Common Ground, a grass-roots political organization, has created a separate entity to continue its housing stabilization effort in Sherman Park, a neighborhood that was hit hard by the foreclosure crisis.
The new organization, Milwaukee Rising LLC, plans to rehab an additional 67 foreclosed properties in four years. Common Ground’s Milwaukee Rising project has rehabbed and sold 33 distressed homes in the Sherman Park neighborhood since July 2011.
Common Ground — which includes non-profits, churches, schools, businesses and neighborhood associations — focuses on housing, health care and education issues.
Milwaukee Rising needed autonomy from the organization’s political activities so it can receive property and cash donations as well as loans, according to Kathleen Patron, the lead organizer at Milwaukee Rising.
“At Common Ground we fight and not everyone likes that, so we can’t be beholden to anybody,” she said.
The Milwaukee Rising LLC is seeking low- or no-interest loans of $500,000 or more from individuals and corporations with the hope of raising $5 million for a revolving loan pool.
Patron said Milwaukee Rising LLC has secured $300,000 and expects to have another $700,000 by April.
Because Milwaukee Rising LLC is generating capital through individual and corporate lenders, it will not need to rely on funding from the government, such as Neighborhood Stabilization Project funds that come with restrictions, according Frank Finch III, a Milwaukee Rising LLC board member.
“There were so many restrictions that there was no way for us to function well,” he said.
Milwaukee Rising LLC will use the money it borrows to acquire and rehabilitate property and to provide no-interest lines of credit to contractors and developers. The money made from the sale of rehabbed properties will be put back into the pool. After five to 10 years, loans would be returned to lenders.
Milwaukee Rising focuses on the area bordered by Grant Boulevard to the east, 60th Street to the west, North Avenue to the south and Concordia Avenue to the north.
Two years ago when the project began, more than 300 homes were vacant in the zone. Now, there are 218.
“Part of what (we) do is organize people on the block,” Patron said. They then do whatever it takes to improve the property.
One approach has been for Milwaukee Rising to provide up to $5,000 to owners to make home improvements such as fixing a roof or replacing windows.
The effort has resulted in a drop in crime in the area, according to anecdotal evidence Patron has gathered from police.
According to Patron, the sale prices of the 33 properties already rehabbed has risen from the $30,000 to $40,000 range to the $80,000 to $130,000 range, helping improve the overall quality and value of housing stock in the neighborhood.
The Milwaukee Rising project began to take shape in 2008 when members of Common Ground took a tour of Sherman Park and asked people what concerned them about their neighborhood.

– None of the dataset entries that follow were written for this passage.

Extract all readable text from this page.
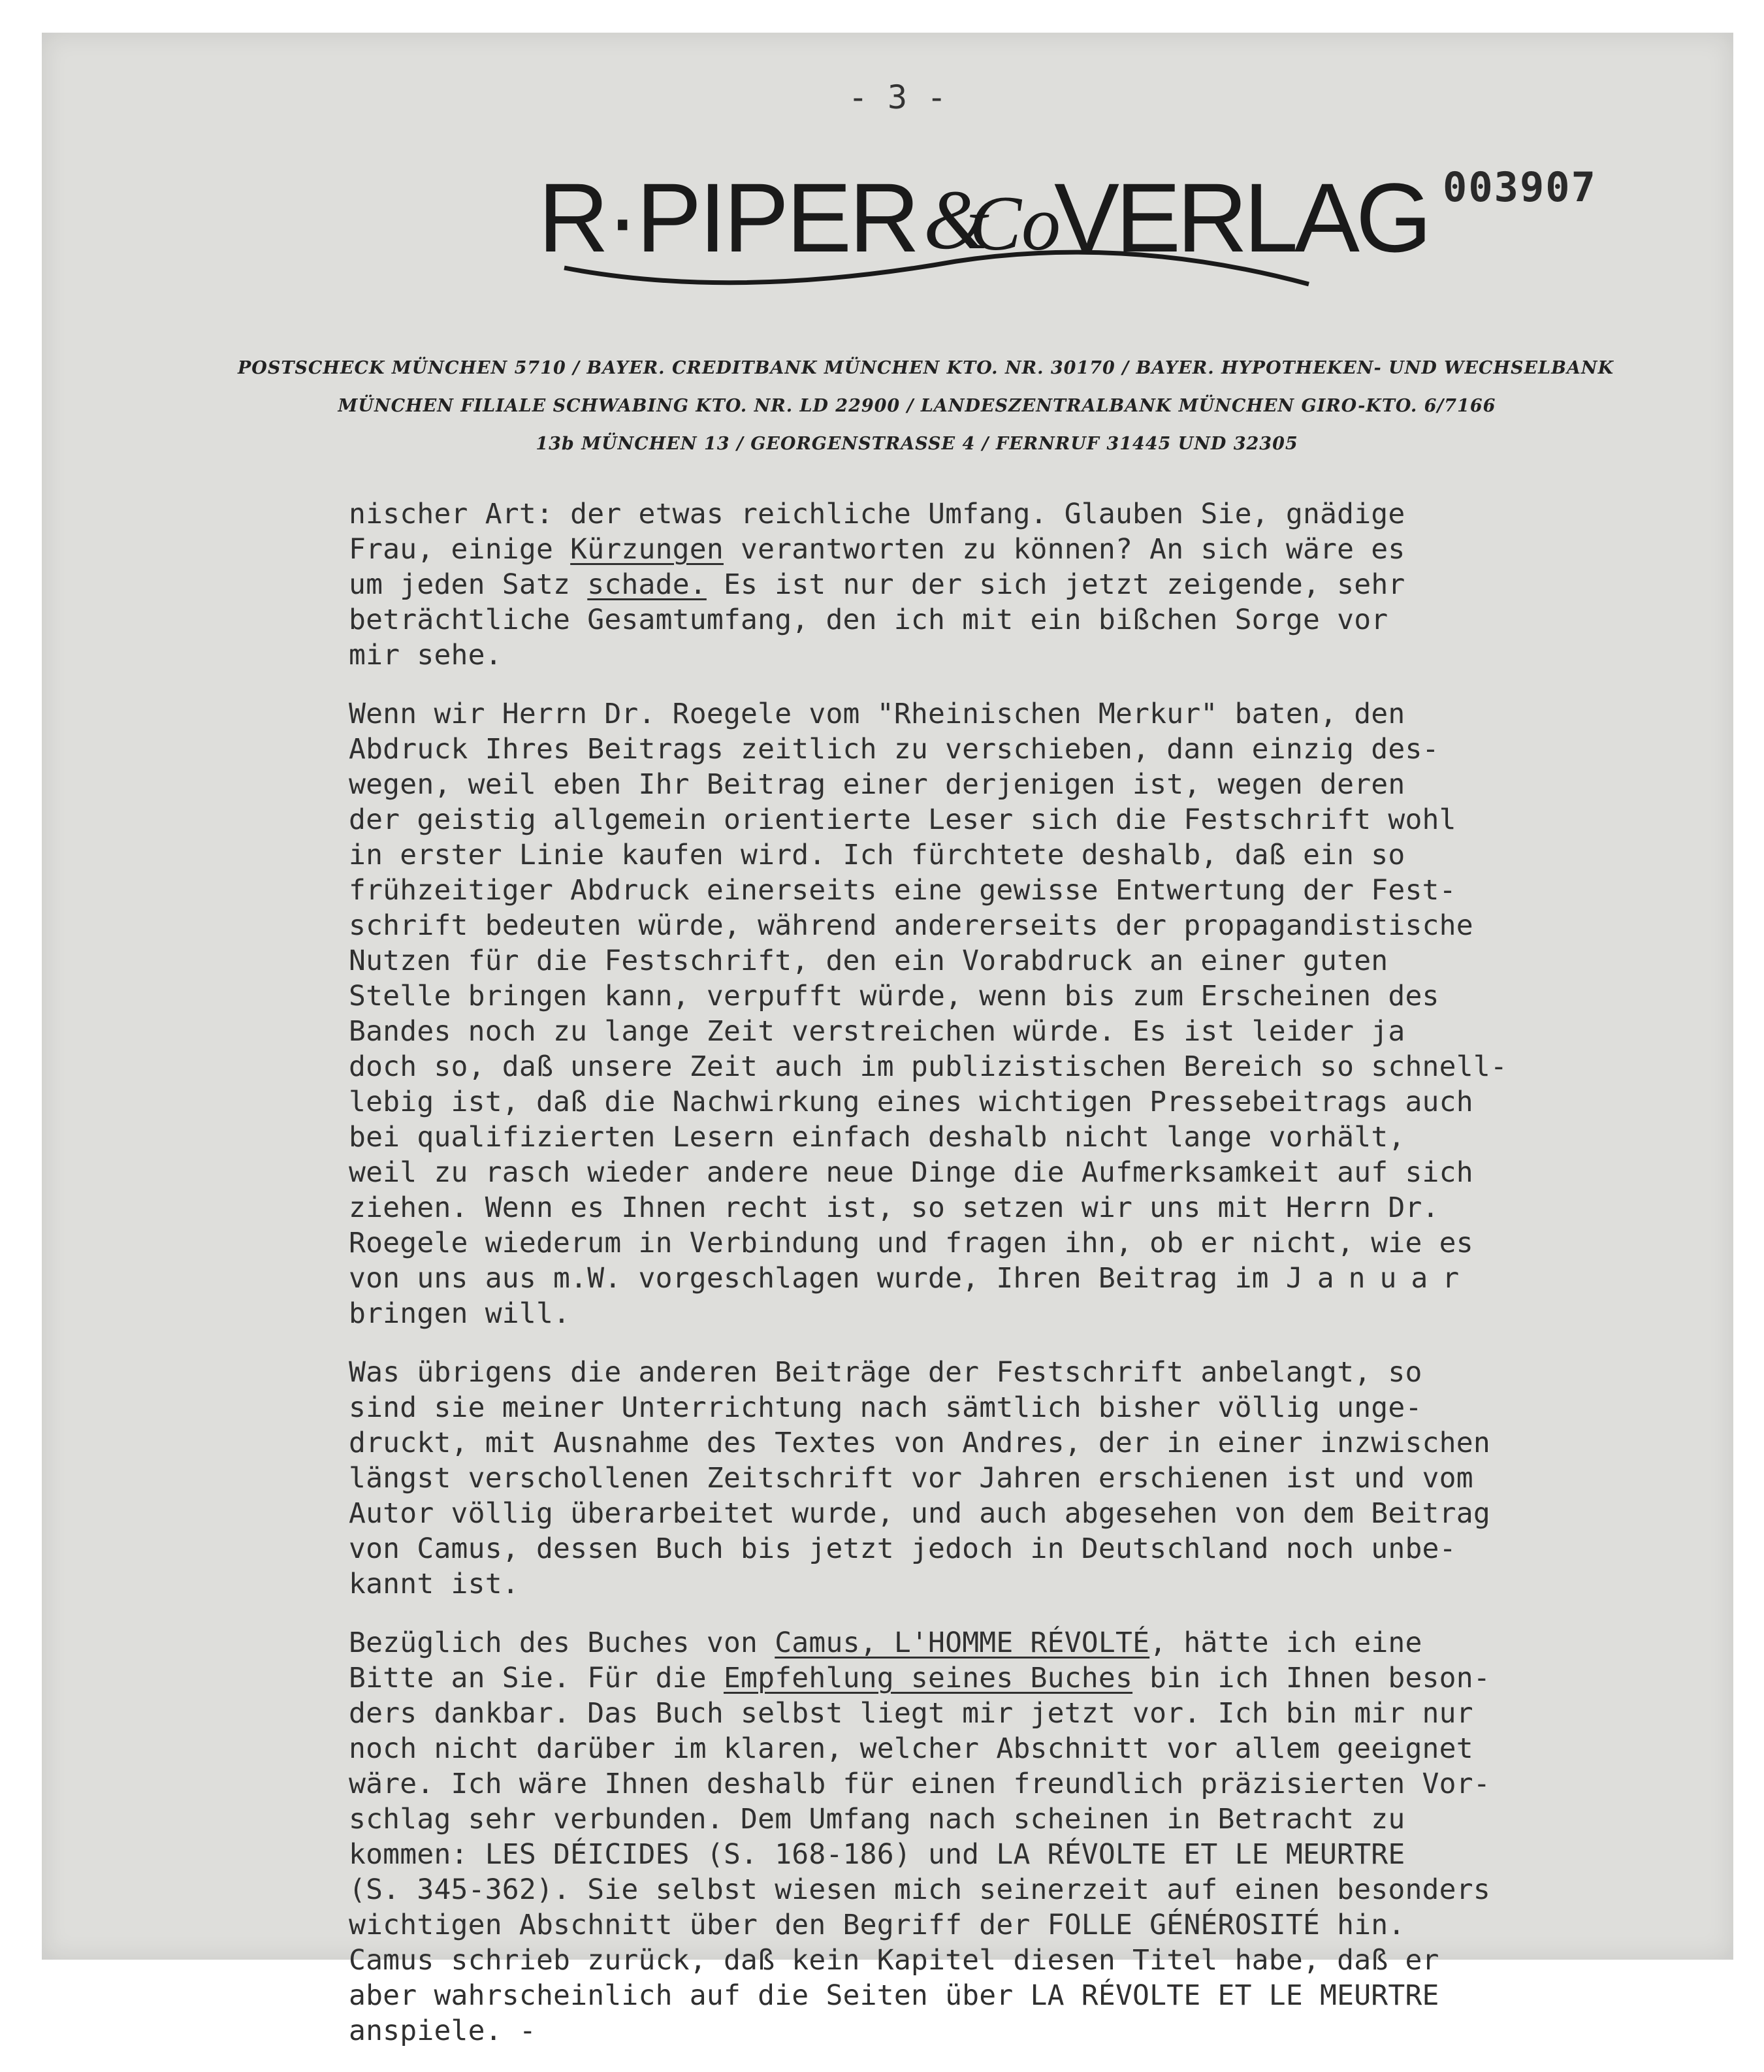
- 3 -
R·PIPER &
Co
VERLAG 003907
POSTSCHECK MÜNCHEN 5710 / BAYER. CREDITBANK MÜNCHEN KTO. NR. 30170 / BAYER. HYPOTHEKEN- UND WECHSELBANK
MÜNCHEN FILIALE SCHWABING KTO. NR. LD 22900 / LANDESZENTRALBANK MÜNCHEN GIRO-KTO. 6/7166
13b MÜNCHEN 13 / GEORGENSTRASSE 4 / FERNRUF 31445 UND 32305
nischer Art: der etwas reichliche Umfang. Glauben Sie, gnädige
Frau, einige Kürzungen verantworten zu können? An sich wäre es
um jeden Satz schade. Es ist nur der sich jetzt zeigende, sehr
beträchtliche Gesamtumfang, den ich mit ein bißchen Sorge vor
mir sehe.
Wenn wir Herrn Dr. Roegele vom "Rheinischen Merkur" baten, den
Abdruck Ihres Beitrags zeitlich zu verschieben, dann einzig des-
wegen, weil eben Ihr Beitrag einer derjenigen ist, wegen deren
der geistig allgemein orientierte Leser sich die Festschrift wohl
in erster Linie kaufen wird. Ich fürchtete deshalb, daß ein so
frühzeitiger Abdruck einerseits eine gewisse Entwertung der Fest-
schrift bedeuten würde, während andererseits der propagandistische
Nutzen für die Festschrift, den ein Vorabdruck an einer guten
Stelle bringen kann, verpufft würde, wenn bis zum Erscheinen des
Bandes noch zu lange Zeit verstreichen würde. Es ist leider ja
doch so, daß unsere Zeit auch im publizistischen Bereich so schnell-
lebig ist, daß die Nachwirkung eines wichtigen Pressebeitrags auch
bei qualifizierten Lesern einfach deshalb nicht lange vorhält,
weil zu rasch wieder andere neue Dinge die Aufmerksamkeit auf sich
ziehen. Wenn es Ihnen recht ist, so setzen wir uns mit Herrn Dr.
Roegele wiederum in Verbindung und fragen ihn, ob er nicht, wie es
von uns aus m.W. vorgeschlagen wurde, Ihren Beitrag im Januar
bringen will.
Was übrigens die anderen Beiträge der Festschrift anbelangt, so
sind sie meiner Unterrichtung nach sämtlich bisher völlig unge-
druckt, mit Ausnahme des Textes von Andres, der in einer inzwischen
längst verschollenen Zeitschrift vor Jahren erschienen ist und vom
Autor völlig überarbeitet wurde, und auch abgesehen von dem Beitrag
von Camus, dessen Buch bis jetzt jedoch in Deutschland noch unbe-
kannt ist.
Bezüglich des Buches von Camus, L'HOMME RÉVOLTÉ, hätte ich eine
Bitte an Sie. Für die Empfehlung seines Buches bin ich Ihnen beson-
ders dankbar. Das Buch selbst liegt mir jetzt vor. Ich bin mir nur
noch nicht darüber im klaren, welcher Abschnitt vor allem geeignet
wäre. Ich wäre Ihnen deshalb für einen freundlich präzisierten Vor-
schlag sehr verbunden. Dem Umfang nach scheinen in Betracht zu
kommen: LES DÉICIDES (S. 168-186) und LA RÉVOLTE ET LE MEURTRE
(S. 345-362). Sie selbst wiesen mich seinerzeit auf einen besonders
wichtigen Abschnitt über den Begriff der FOLLE GÉNÉROSITÉ hin.
Camus schrieb zurück, daß kein Kapitel diesen Titel habe, daß er
aber wahrscheinlich auf die Seiten über LA RÉVOLTE ET LE MEURTRE
anspiele. -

“It was vacant properties,” Patron said. “So we decided to do something about it.”
Volunteers and Sherman Park residents hounded bank executives and went to bank stockholder meetings where they voiced their displeasure about what vacated, foreclosed houses were doing to their neighborhood.
They also had a list of demands: market-rate mortgages, $300,000 for a rehab fund and $100,000 to start a quality property servicing company that would maintain foreclosed properties and provide jobs.
“It was a long battle,” Patron said. “We didn’t give up and we didn’t go away.”
After two years of persuasion, Wells Fargo, Deutsche Bank, Bank of America, Chase and U.S. Bank agreed to help Milwaukee Rising’s effort in Sherman Park, making a $33.8 million commitment to the neighborhood. Milwaukee Rising also received $2 million in Neighborhood Stabilization Project funds through the federal stimulus program. Bank of America is giving the group 10 houses a year and $10,000 to rehab each of the houses.
Recalling her success convincing Wells Fargo to work with Common Ground, Mary Utschig said, “It was quite a high.” The soft-spoken 75-year-old, who lives in Sherman Park, has been instrumental in the Milwaukee Rising effort.
“I’m very proud of the work we have done and it continues to be hard work, but that’s OK because I think the city’s worth it.”